Malchaire J, Kampmann B, Mehnert P, Gebhardt H, Piette A, Havenith G, Holmér I, Parsons K, Alfano G, Griefahn B
Unité Hygiène et Physiologie du Travail, Université catholique de Louvain, Clos Chapelle-aux-Champs, Brussels, Belgium.
Int Arch Occup Environ Health. 2002 Mar;75(3):153-62. doi: 10.1007/s004200100287.
To co-ordinate the work of the main European research teams in the field of thermal factors in order to develop and improve significantly the methods presently available for assessing the risks of heat disorders encountered during work in hot conditions.
Each item from the required sweat rate model was reviewed on the basis of the most recent literature.

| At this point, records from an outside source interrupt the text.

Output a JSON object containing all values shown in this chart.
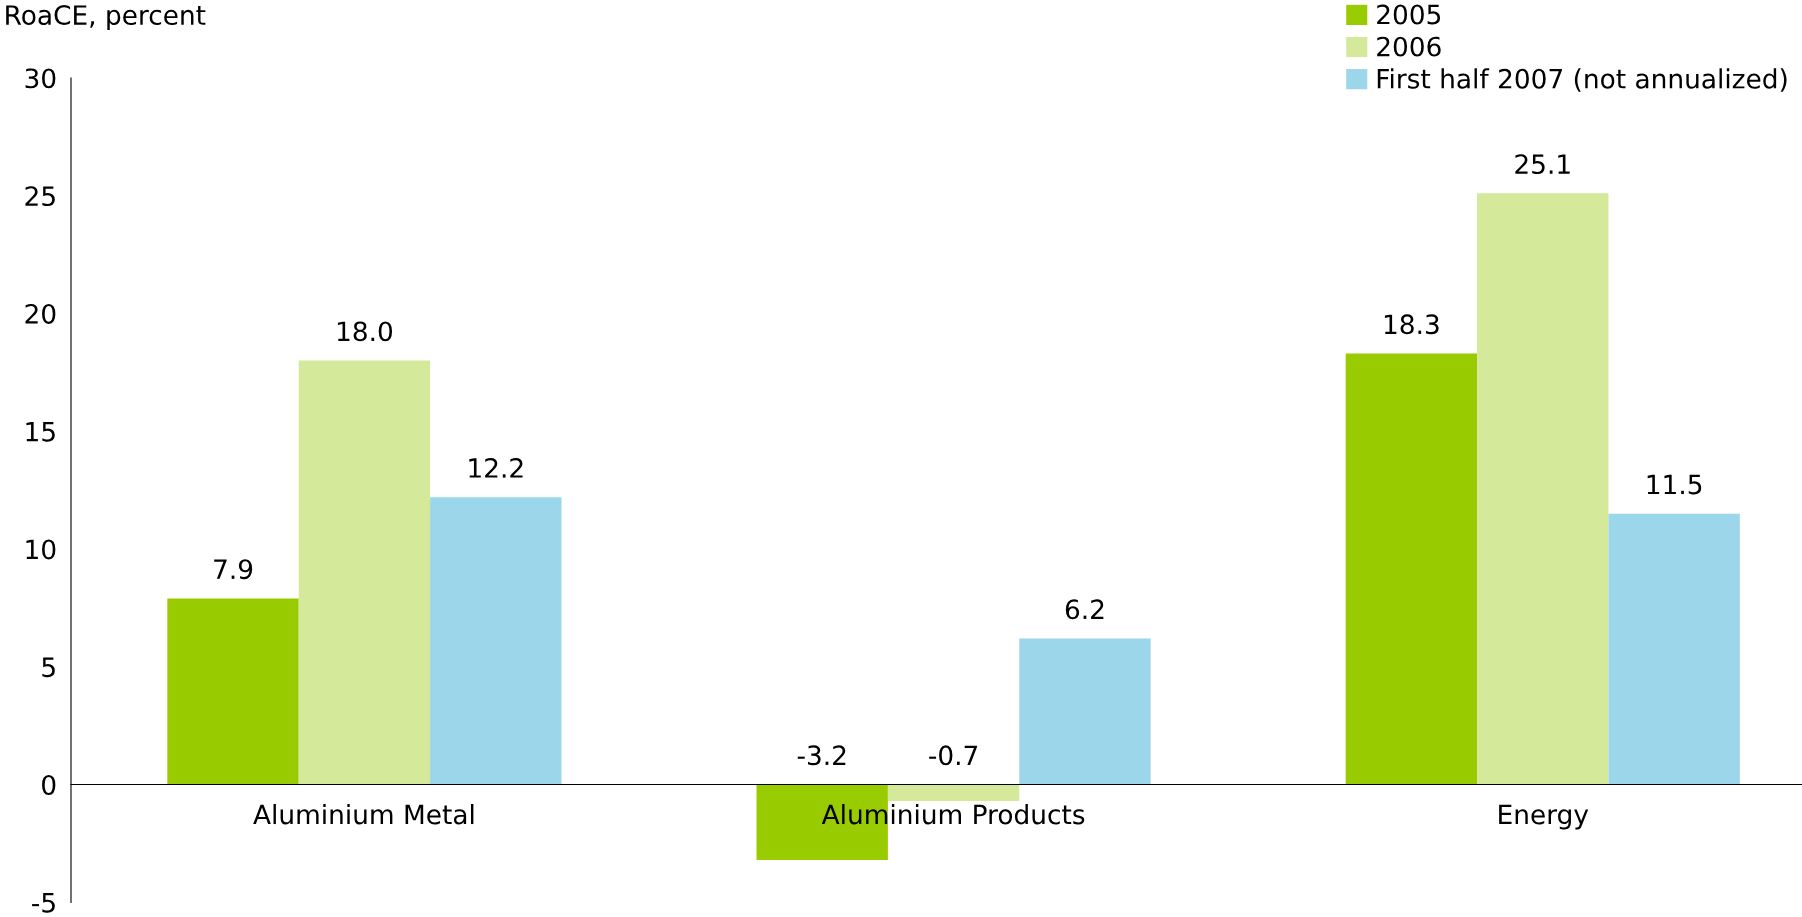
{
  "chart_data": {
    "type": "bar",
    "ylabel": "RoaCE, percent",
    "categories": [
      "Aluminium Metal",
      "Aluminium Products",
      "Energy"
    ],
    "series": [
      {
        "name": "2005",
        "color": "#99cc00",
        "values": [
          7.9,
          -3.2,
          18.3
        ],
        "value_labels": [
          "7.9",
          "-3.2",
          "18.3"
        ]
      },
      {
        "name": "2006",
        "color": "#d5e99a",
        "values": [
          18.0,
          -0.7,
          25.1
        ],
        "value_labels": [
          "18.0",
          "-0.7",
          "25.1"
        ]
      },
      {
        "name": "First half 2007 (not annualized)",
        "color": "#9cd6ea",
        "values": [
          12.2,
          6.2,
          11.5
        ],
        "value_labels": [
          "12.2",
          "6.2",
          "11.5"
        ]
      }
    ],
    "ylim": [
      -5,
      30
    ],
    "yticks": [
      -5,
      0,
      5,
      10,
      15,
      20,
      25,
      30
    ],
    "grid": false,
    "legend": "top right"
  }
}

A database with 1,113 laboratory and field experiments, covering the whole range of hot working conditions, was assembled and used for the validation.
Influence of clothing ensemble on heat exchange: methods and formulas were developed that take into account the dynamic effects associated with forced convection and the pumping effect associated with body movements and exercise. Prediction of the average skin temperature: the model used in the required sweat rate standard ISO 7933 was extended to cover more severe conditions with high radiation and high humidity and different clothing and take into account the rectal temperature for the prediction of the skin temperature. Criteria for estimating acceptable exposure times in hot work environments: criteria were reviewed and updated concerning the maximum increase in core temperature and the acceptable water loss, for acclimatised and nonacclimatised subjects. These limits are intended to protect 95% of the population. Measuring strategy: a strategy was developed to assess the risks in any working situation with varying conditions of climate, metabolic rate or clothing. A detailed methodology was developed in three stages: an "observation" method for the recognition of the conditions that might lead to thermal stress; an "analysis" method for evaluating the problem and optimising the solutions; and an "expert" method for in-depth analysis of the working situation when needed.
the different results were used to prepare a revision of the interpretation procedure proposed in the ISO standard 7933. We validated the modified approaches using the database. This involved the whole range of conditions for which the model was extended, namely conditions with high and low radiation, humidity and air velocity as well as fluctuating conditions. Based on these results, the predicted heat strain model was developed: it is presently proposed as an ISO and CEN standard.
协调欧洲主要研究团队在热因素领域的工作,以显著开发和改进目前可用于评估在高温条件下工作时遇到的热紊乱风险的方法。
根据最新文献对所需出汗率模型的每个项目进行了审查。收集了一个包含1113个实验室和现场实验的数据库,涵盖了整个高温工作条件范围,并用于验证。
服装组合对热交换的影响:开发了考虑与强制对流相关的动态效应以及与身体运动和锻炼相关的泵送效应的方法和公式。平均皮肤温度的预测:所需出汗率标准ISO 7933中使用的模型得到扩展,以涵盖辐射高、湿度高、服装不同的更恶劣条件,并在预测皮肤温度时考虑直肠温度。热工作环境中可接受暴露时间的估计标准:审查并更新了关于适应和未适应受试者的核心温度最大升高和可接受失水量的标准。这些限值旨在保护95%的人群。测量策略:制定了一种策略,以评估在气候、代谢率或服装条件不同的任何工作情况下的风险。详细的方法分三个阶段制定:一种用于识别可能导致热应激的条件的“观察”方法;一种用于评估问题并优化解决方案的“分析”方法;以及一种在需要时对工作情况进行深入分析的“专家”方法。
使用不同的结果对ISO标准7933中提出的解释程序进行修订。我们使用该数据库对修改后的方法进行了验证。这涉及模型扩展所涵盖的整个条件范围,即高辐射、低辐射、高湿度、低湿度、高风速、低风速以及波动条件。基于这些结果,开发了预测热应激模型:目前它被提议作为ISO和CEN标准。